CLEARFIELD – Clearfield County has many things going for it: woodlands, waterways and wildlife to name a few. But the county may soon be known for something else, an international film destination.
Though small in population compared to many other areas, the county has produced several filmmakers, one of which is an Academy Award winner.
And this November an inaugural film festival will find its way to the Rowland Theatre of Philipsburg. But Philipsburg isn’t in Clearfield County, you say. And that is correct.
But the man who came up with the plan explained to the Clearfield County Recreation and Tourism Authority that Philipsburg seems more like part of Clearfield County than Centre County, and the Rowland is a partner with Visit Clearfield County.
Furthermore, if all goes according to plan, Clearfield County will reap the benefits of the festival for years to come.
Spencer Folmar is originally from the area, having graduated from West Branch Area School District. He is now a filmmaker and resident of Los Angeles, but he regularly returns to Clearfield County.
Last year, his film “Generational Sins” made its debut at the Rowland and was also shown at the Ritz in Clearfield.
He has been working on another film in the area, about the opioid epidemic in small towns across the country. And now, Folmar is planning the inaugural Veritas Film Festival in November. Veritas, he noted, is Latin for “truth.”
“There is something really special about this area,” he said to the CCRTA board at Wednesday’s meeting, noting how the lead actor in “Generational Sins” is from Australia and his only exposure to the United States prior to that film had been big cities, like New York.
Folmar said he regularly gets texts from the actor talking about his experience in Clearfield County and sharing pictures.
Folmar strongly believes that Central Pennsylvania, especially Clearfield County, has something people from other places, especially big cities, and other countries are interested in and want to experience.

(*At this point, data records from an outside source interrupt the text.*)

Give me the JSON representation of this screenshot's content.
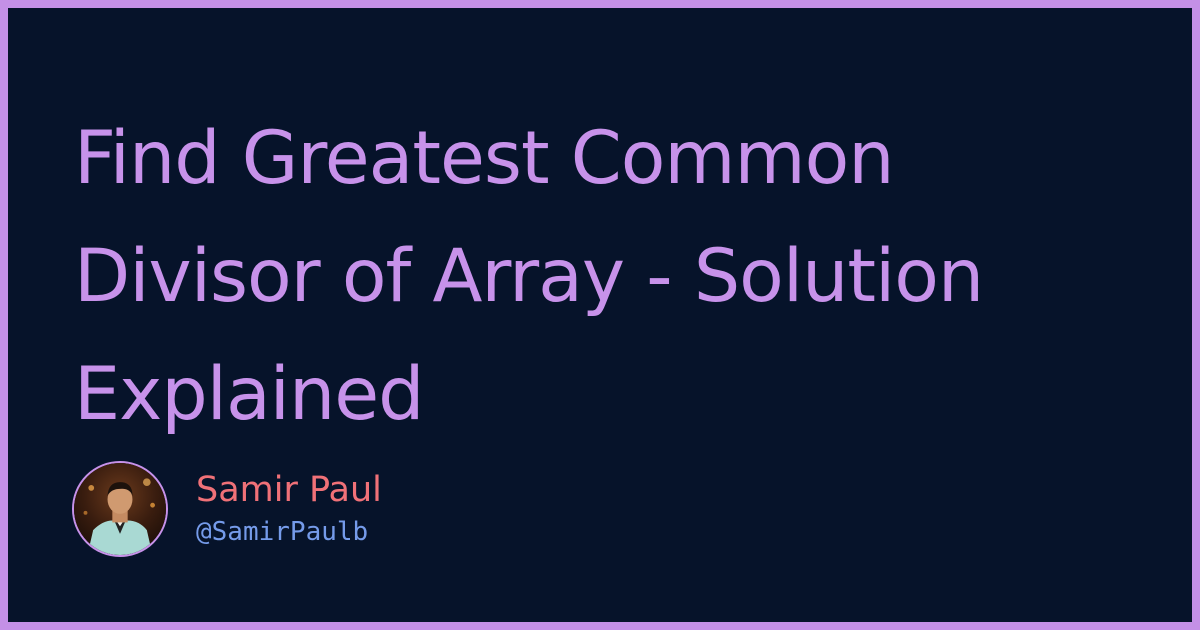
{
  "title": {
    "line1": "Find Greatest Common",
    "line2": "Divisor of Array - Solution",
    "line3": "Explained"
  },
  "author": {
    "name": "Samir Paul",
    "handle": "@SamirPaulb"
  },
  "colors": {
    "frame": "#c490e6",
    "background": "#06132a",
    "title": "#c792ea",
    "author_name": "#f07178",
    "author_handle": "#82aaff"
  }
}
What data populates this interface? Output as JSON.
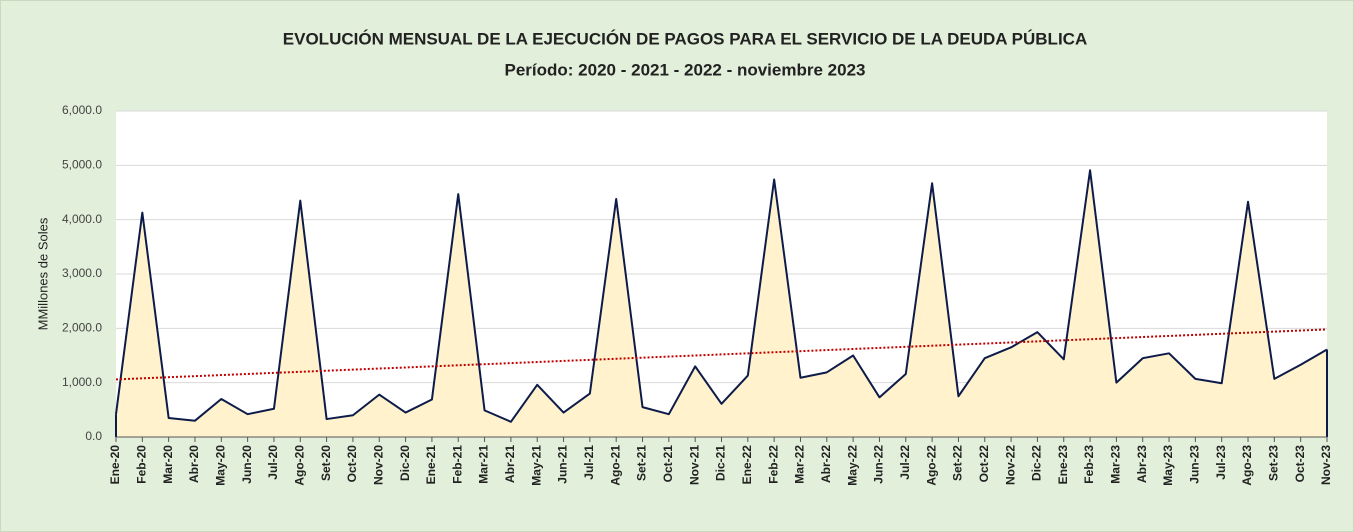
{
  "chart_data": {
    "type": "area",
    "title": "EVOLUCIÓN MENSUAL DE LA EJECUCIÓN DE PAGOS PARA EL SERVICIO DE LA DEUDA PÚBLICA",
    "subtitle": "Período: 2020 - 2021 - 2022 - noviembre 2023",
    "y_label": "MMillones de Soles",
    "categories": [
      "Ene-20",
      "Feb-20",
      "Mar-20",
      "Abr-20",
      "May-20",
      "Jun-20",
      "Jul-20",
      "Ago-20",
      "Set-20",
      "Oct-20",
      "Nov-20",
      "Dic-20",
      "Ene-21",
      "Feb-21",
      "Mar-21",
      "Abr-21",
      "May-21",
      "Jun-21",
      "Jul-21",
      "Ago-21",
      "Set-21",
      "Oct-21",
      "Nov-21",
      "Dic-21",
      "Ene-22",
      "Feb-22",
      "Mar-22",
      "Abr-22",
      "May-22",
      "Jun-22",
      "Jul-22",
      "Ago-22",
      "Set-22",
      "Oct-22",
      "Nov-22",
      "Dic-22",
      "Ene-23",
      "Feb-23",
      "Mar-23",
      "Abr-23",
      "May-23",
      "Jun-23",
      "Jul-23",
      "Ago-23",
      "Set-23",
      "Oct-23",
      "Nov-23"
    ],
    "values": [
      420,
      4130,
      350,
      300,
      700,
      420,
      520,
      4350,
      330,
      400,
      780,
      450,
      690,
      4470,
      490,
      280,
      960,
      450,
      800,
      4380,
      550,
      420,
      1300,
      610,
      1130,
      4740,
      1090,
      1190,
      1500,
      730,
      1160,
      4670,
      750,
      1450,
      1650,
      1930,
      1430,
      4910,
      1000,
      1450,
      1540,
      1070,
      990,
      4330,
      1070,
      1330,
      1610
    ],
    "color": "#0d1b4a",
    "area_color": "#fff2cc",
    "trendline": {
      "values": [
        1060,
        1980
      ],
      "color": "#c00000",
      "dashed": true
    },
    "ylim": [
      0,
      6000
    ],
    "yticks": [
      {
        "value": 0,
        "label": "0.0"
      },
      {
        "value": 1000,
        "label": "1,000.0"
      },
      {
        "value": 2000,
        "label": "2,000.0"
      },
      {
        "value": 3000,
        "label": "3,000.0"
      },
      {
        "value": 4000,
        "label": "4,000.0"
      },
      {
        "value": 5000,
        "label": "5,000.0"
      },
      {
        "value": 6000,
        "label": "6,000.0"
      }
    ],
    "grid": true
  }
}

The festival is scheduled to run Nov. 9-15 and each day will feature a different category of film making. Friday will have feature films, Saturday student films, Sunday “hard faith” films, which Folmar said do not necessarily have to do with religion.
Monday’s category is Made in Pennsylvania and will feature films that have some connection to the state. Tuesday will feature documentaries and experimental films, Wednesday will be for screenplays, which will be read aloud on stage by actors and Thursday will end with short films, which are regularly the most popular categories at film festivals.
Folmar noted how some film festivals are focused on places, such as Telluride in Colorado. The way the festival will be marketed will focus on having filmmakers and other industry members fly into the area and stay in Clearfield.
He said the Web site will feature Clearfield area hotels, and Veritas staff will greet them at airports and take them directly to Clearfield. Folmar added that “film makers like festivals” and they like experiencing new places.
Pennsylvania, he said, is often seen as the place of Amish people, or Pittsburgh and Philadelphia, but central Pennsylvania has much more to offer, an old-fashioned, heartland feeling that people are looking for.
The Web site for the festival has only been live for a short time and already they have 50 submissions from around the world, including from Paris, South Korea and Iran.
In the future, Folmar said he hopes to expand the festival to include venues in Clearfield, including the Ritz, the Clearfield Arts Studio Theatre and maybe even the Super 322 Drive-In.
Information about the festival and submission guidelines can be found at www.withoutabox.com, a one-stop listing of film festivals around the world. Other information can be found at www.eventbrite.com, search for Veritas Film Fest.